This time and similarly as before p-values are extremely low (close to zero), more than necessary to assert that the two categories, high vs low, yield different gained yards distributions, with high Mean Aggression Index being associated with consistently higher yardage gain.

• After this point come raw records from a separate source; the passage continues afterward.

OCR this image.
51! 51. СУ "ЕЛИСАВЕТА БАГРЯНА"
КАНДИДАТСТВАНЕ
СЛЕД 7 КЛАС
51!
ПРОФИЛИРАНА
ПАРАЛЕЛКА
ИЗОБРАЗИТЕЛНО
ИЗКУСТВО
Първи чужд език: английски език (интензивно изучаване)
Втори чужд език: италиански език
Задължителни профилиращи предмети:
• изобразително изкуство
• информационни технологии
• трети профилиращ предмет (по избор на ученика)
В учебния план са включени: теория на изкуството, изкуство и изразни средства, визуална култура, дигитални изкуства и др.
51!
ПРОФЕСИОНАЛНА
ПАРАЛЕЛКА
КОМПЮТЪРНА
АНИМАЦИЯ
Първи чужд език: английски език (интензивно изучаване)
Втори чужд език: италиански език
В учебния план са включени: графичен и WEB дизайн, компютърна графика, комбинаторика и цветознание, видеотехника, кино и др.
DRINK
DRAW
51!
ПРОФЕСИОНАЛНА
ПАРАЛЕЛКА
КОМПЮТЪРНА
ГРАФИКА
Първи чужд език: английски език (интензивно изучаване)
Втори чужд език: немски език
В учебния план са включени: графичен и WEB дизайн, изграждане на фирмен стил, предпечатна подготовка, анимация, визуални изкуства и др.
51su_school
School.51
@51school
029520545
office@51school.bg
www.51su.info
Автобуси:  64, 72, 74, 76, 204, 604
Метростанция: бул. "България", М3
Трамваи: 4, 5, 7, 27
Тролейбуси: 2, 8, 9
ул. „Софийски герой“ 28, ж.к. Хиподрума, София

Let us now visualize the list of season 2020 Return kicking plays sorted by MAI, with associated sub-metrics and yardage gain.

In [None]:
'''Return kicking plays sorted by Yards Gained'''
#'''
colors = n_colors('rgb(0, 255, 255)', 'rgb(0, 0, 255)', 76, colortype='rgb')

MAI_byPlay_df_Sorted = MAI_byPlay_df.sort_values(by=['MAI'], ascending=False).reset_index()
MAI_byPlay_df_Sorted = MAI_byPlay_df_Sorted.drop([row for row in range(20, (len(MAI_byPlay_df_Sorted['MAI'])- 20))])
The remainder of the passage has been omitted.